“I usually don’t.”
I turn to leave. His voice follows me like smoke.
“They told you to stay clinical, didn’t they?”
I pause with my hand on the door. “They did.”
“And you gonna?”
I glance back, meeting his eyes again. “Guess we’ll both find out.”
I step into the hallway and close the door behind me, heart pounding for the very first time in weeks. Not from fear. Not even from adrenaline.
Just the sense that I’ve met someone impossible.
And I’m not sure I want to look away.
3
RAFE
The air inside the van smells like oil, iron, and the kind of silence that always comes before blood spills. Nobody talks on the ride over, not even Mateo’s newest guy, that lanky bastard called Jan with a cigarette always stuck behind his ear and a laugh that sounds like he doesn’t give a damn whether he dies tomorrow or not. He’s driving, tapping the wheel in a lazy rhythm, eyes on the road but head somewhere else.
The other two sit in the back with me. Luis, the stocky one with a toothpick and scars that crawl up his neck like vines, and Esteban, who’s built like a linebacker and hasn’t said a single word since I got in. He just stares, jaw locked tight, like being in the same space with me is a test of his courage. Maybe it is. Maybe it always is with me.
We’re headed to the port district, near the warehouses where the water smells more like fuel than sea salt. That’s where Emil’s contact said the rat was hiding out. Another shifter, according to the file. Panther blood, sleek and quick. Used to work in the Syndicate’s courier ring, but turned coat last month, tried to make a deal with the wrong people. Now he’s running scared and out of favors.
Mateo says he’s a liability. I don’t argue. Not because I care about the order. Because I need the noise in my head to go quiet.
Since yesterday, something’s been crawling inside me, and it’s not just the usual itch. It’s deeper, heavier. Like old chains rattling in the distance. The Seal hasn’t gone silent, not even when I drown it in whiskey or fists. It lingers behind my thoughts like a scent I can’t shake.
Darius’s voice, not in words but in weight. The Pact doesn’t whisper. It brands.
I told it to fuck off, but it didn’t listen.
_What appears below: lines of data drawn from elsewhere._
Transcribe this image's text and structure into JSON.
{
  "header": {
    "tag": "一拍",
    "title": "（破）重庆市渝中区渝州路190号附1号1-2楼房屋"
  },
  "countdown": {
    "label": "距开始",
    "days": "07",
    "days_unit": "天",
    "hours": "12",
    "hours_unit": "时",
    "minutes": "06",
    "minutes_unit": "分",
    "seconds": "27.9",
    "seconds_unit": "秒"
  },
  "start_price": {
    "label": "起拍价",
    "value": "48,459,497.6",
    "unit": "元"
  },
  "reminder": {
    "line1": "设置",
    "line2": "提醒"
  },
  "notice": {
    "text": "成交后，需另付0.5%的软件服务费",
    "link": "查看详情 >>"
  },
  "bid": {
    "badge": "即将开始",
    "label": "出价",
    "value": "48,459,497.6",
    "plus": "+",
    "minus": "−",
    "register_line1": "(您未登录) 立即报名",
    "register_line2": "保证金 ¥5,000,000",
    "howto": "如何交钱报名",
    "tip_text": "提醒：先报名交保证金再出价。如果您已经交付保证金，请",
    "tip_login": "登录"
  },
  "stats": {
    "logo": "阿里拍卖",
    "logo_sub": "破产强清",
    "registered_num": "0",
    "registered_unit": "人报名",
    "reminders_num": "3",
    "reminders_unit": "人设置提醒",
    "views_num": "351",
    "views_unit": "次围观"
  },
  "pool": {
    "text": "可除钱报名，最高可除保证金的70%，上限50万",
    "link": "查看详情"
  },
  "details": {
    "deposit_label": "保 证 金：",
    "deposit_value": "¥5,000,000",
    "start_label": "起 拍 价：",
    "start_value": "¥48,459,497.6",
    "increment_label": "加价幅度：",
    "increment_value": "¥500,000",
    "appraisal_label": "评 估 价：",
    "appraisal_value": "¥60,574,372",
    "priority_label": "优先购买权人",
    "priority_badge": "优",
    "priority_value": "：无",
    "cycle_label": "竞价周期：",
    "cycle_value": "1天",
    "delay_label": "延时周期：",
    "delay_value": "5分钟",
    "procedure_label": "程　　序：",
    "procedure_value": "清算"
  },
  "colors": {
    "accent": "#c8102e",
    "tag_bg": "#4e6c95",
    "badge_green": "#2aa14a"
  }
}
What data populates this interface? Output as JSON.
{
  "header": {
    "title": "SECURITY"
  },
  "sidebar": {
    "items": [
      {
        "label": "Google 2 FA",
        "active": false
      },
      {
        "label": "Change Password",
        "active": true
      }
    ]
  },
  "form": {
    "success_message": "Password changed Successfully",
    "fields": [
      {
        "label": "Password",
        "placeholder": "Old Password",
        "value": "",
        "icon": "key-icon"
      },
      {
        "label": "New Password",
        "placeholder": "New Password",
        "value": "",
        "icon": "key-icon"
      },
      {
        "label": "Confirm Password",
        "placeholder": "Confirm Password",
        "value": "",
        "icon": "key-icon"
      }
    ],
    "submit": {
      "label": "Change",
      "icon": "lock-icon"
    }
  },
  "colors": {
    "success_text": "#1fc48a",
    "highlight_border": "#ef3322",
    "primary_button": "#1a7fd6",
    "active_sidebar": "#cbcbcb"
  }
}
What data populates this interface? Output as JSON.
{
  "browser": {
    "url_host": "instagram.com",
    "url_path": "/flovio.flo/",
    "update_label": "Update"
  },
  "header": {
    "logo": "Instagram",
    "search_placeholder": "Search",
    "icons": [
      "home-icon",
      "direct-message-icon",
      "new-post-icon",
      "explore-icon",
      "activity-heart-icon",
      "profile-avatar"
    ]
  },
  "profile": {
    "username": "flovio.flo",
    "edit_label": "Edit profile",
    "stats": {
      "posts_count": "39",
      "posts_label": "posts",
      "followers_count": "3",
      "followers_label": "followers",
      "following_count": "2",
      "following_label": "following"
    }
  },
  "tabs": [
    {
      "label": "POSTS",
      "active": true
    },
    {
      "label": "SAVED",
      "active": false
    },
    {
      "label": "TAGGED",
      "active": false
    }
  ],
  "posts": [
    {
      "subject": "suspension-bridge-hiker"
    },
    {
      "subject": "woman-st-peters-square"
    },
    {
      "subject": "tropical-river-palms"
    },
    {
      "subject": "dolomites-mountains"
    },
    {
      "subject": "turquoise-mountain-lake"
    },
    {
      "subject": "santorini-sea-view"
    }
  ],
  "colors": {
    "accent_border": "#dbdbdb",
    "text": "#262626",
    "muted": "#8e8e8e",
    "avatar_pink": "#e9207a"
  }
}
“Target’s in Warehouse Twelve,” Jan says as he pulls up near the loading dock, cutting the engine but keeping the lights off. “Intel says he’s alone.”
I grunt, sliding the door open and stepping into the night. The concrete’s still warm beneath my boots, but the wind coming off the water carries a bite. Smells like rust, old rain, and something sour. The kind of scent that says bad things happened here and nobody bothered to clean it up.
I don’t wait for the others. I’m not here for company.
Inside, the warehouse is mostly dark, but one bulb flickers near the far wall, casting long shadows across stacks of shipping containers and rusted scaffolding. I move quiet, but I don’t hide. If he’s smart, he’s already gone. If he’s stupid, he’ll try to run.
I find him behind a crate markedTextiles,crouched low, hands shaking like he knows how this ends. He’s young, maybe mid-twenties, black hair matted with sweat, eyes wide and shining in the low light. His shirt’s torn, one arm bandaged with a piece of his own coat.
“Please,” he says before I even reach him. “I didn’t tell them anything. I swear it. I just wanted out.”
He starts to backpedal, palms up, voice cracking. “I have a brother. He’s just a kid. He doesn’t have anyone but me.”
I keep walking, slow and steady, not because I’m trying to scare him, but because I can feel the beast rising behind my ribs, pacing again. It’s like a drumbeat in my blood, thunder rolling closer, bone deep.
“I know who you are,” the kid says. “They call you the Bull. The Punisher. I heard stories, man. Said you once ripped a guy’s throat out just because he lied.”
“Lied about what?” I ask, and my voice sounds different here. Thicker. More gravel than words.
The kid swallows. “Didn’t say. Just… please. You don’t have to do this. I’ll disappear. You’ll never see me again.”
I stop three steps from him, staring down. He’s got that look I’ve seen a thousand times—too much fear to run, too much pride to beg. He wants to live, but he doesn’t want to crawl for it.